Bendinelli: allenare la mente per conoscersi e superare i propri limiti

Il cervello è un organo che va allenato come un muscolo e il suo funzionamento va ottimizzato per migliorare la performance sportiva. Ma per allenarlo devi innanzitutto conoscerlo. La lezione arriva dalla Formula 1, con il dottor Riccardo Ceccarelli che ha un’esperienza ultratrentennale nel mondo dei motori, da quando nel 1989 misurò per la prima volta i battiti cardiaci di Ivan Capelli in gara a Hockenheim (una media di 173 al minuto per quasi un’ora e mezzo di gara). Da allora ha lavorato con 75 piloti, da Capelli ad Alboreto, da Alesi a Trulli, da Alonso a Kubica solo per citare i più famosi. E ha scoperto che i piloti di Formula 1 consumano un quarto di energia cerebrale rispetto a persone della stessa età sottoposte allo stesso tipo di test e riescono così a sopportare meglio la pressione e lo stress fisico di un Gran Premio. “Per potenzialità Kubica è il migliore”, il suo verdetto.

Il dottor Riccardo Ceccarelli studia da 30 anni i piloti di Formula 1

In Versilia, a due passi da Viareggio, Ceccarelli ha creato Formula Medicine, una struttura all’avanguardia con preparatori atletici, fisioterapisti, medici e psicologi che curano la preparazione dei piloti e che stanno cominciando a lavorare nel calcio, nel tennis e anche nel mondo del golf. “Sono venuti da noi un professionista spagnolo e il professionista italiano Carlo Casalegno – spiega Ceccarelli – e siamo in trattativa con l’Academy Tpi di San Diego che è interessata ai nostri metodi di allenamento”. Formula Medicine ha una palestra mentale, la prima al mondo: la Mental Economy Gym è stata inaugurata nel marzo 2016 e ampliata alla fine dello scorso anno, con multischermi collegati a caschi cerebrali e joystick, pannelli touch screen per valutare e migliorare la performance mentale dell’atleta.
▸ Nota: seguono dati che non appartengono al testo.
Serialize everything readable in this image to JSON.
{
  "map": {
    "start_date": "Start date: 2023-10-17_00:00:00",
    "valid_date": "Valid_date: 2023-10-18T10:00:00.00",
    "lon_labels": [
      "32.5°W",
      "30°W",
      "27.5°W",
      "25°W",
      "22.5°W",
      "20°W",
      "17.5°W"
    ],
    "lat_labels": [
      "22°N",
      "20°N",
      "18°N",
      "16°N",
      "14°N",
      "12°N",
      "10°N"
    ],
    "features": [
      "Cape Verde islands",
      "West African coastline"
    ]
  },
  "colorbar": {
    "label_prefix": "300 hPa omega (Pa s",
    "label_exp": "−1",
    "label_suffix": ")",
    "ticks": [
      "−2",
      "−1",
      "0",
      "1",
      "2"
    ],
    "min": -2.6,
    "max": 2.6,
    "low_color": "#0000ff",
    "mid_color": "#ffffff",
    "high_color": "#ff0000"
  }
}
Un atleta sottoposto a test di allenamento mentale

Test dell’attenzione, tempi di reazione psicologica, resistenza alla pressione psicologica e test di strategia costituiscono il percorso della Mental Economy Gym, una struttura di circa 140 metri quadri, che consente di ospitare fino a 24 persone contemporaneamente. “Un atleta deve imparare a conoscersi per imparare a gestirsi”. Si parte dai test di pulizia mentale, perché per essere veloce devi essere automatico, e si passa poi alla fase di analisi. “Integriamo la performance con il dispendio energetico. Chi è al top, nello sport così come nella vita perché questo tipo di allenamento è indicato anche per i manager di grandi aziende, ha un’elevata economia cerebrale. Al contrario un alto consumo cerebrale, causato ad esempio da un’eccessiva emotività, provoca stanchezza precoce, tensione muscolare, difficoltà di concentrazione e incapacità decisionale. Quando l’atleta acquisisce il pieno benessere psicologico si passa all’ultima fase, quella dell’efficienza neurale, ossia dell’ottimizzazione del cervello, che riesce a filtrare i pensieri negativi”.

Edoardo Bendinelli, a lungo preparatore e fisioterapista di Fernando Alonso, è uno dei collaboratori di Ceccarelli ed è anche un ottimo golfista: il suo handicap è inferiore a 5. Ha 51 anni e ha iniziato a giocare a golf a 40 anni. “Eravamo con Alonso in Giappone nell’arcipelago di Guam, non sapevamo come passare il tempo e ci ritrovammo in un campo pratica. Presi in mano un ferro 7 ed ebbi quasi un’illuminazione. Da allora ho cominciato a giocare a golf con regolarità”.

Ma quanto incide l’aspetto mentale nel golf?
“Spesso si usa in maniera impropria il termine ‘Non ci stavo con la testa’, soprattutto a livello di golfisti amatoriali e dilettanti. E’ più facile dare la colpa a qualcosa che non si tocca, invece nel golf le tre componenti tecnica, fisica e mentale devono essere allenate in contemporanea. La preparazione mentale è fondamentale per capire e conoscere le proprie capacità tecniche e fisiche e cercare di superare i propri limiti. Il 99% dei golfisti vuole migliorare ma il il 99% non sa come e cosa fare”.
Come può un golfista amatoriale allenare la propria mente?
“Prima di tutto deve conoscere le proprie potenzialità tecniche e atletiche e dominarle, perché spesso non si ha la consapevolezza di come siamo in campo. Poi deve rispondere alla domanda: cosa voglio dalla gara? In base alla risposta cambia anche il modo di giocare. E ricordandosi sempre che non puoi migliorare quello che il fisico non ti fa fare e che il percorso tecnico del golf deve tenere conto dei colpi che sai dominare”.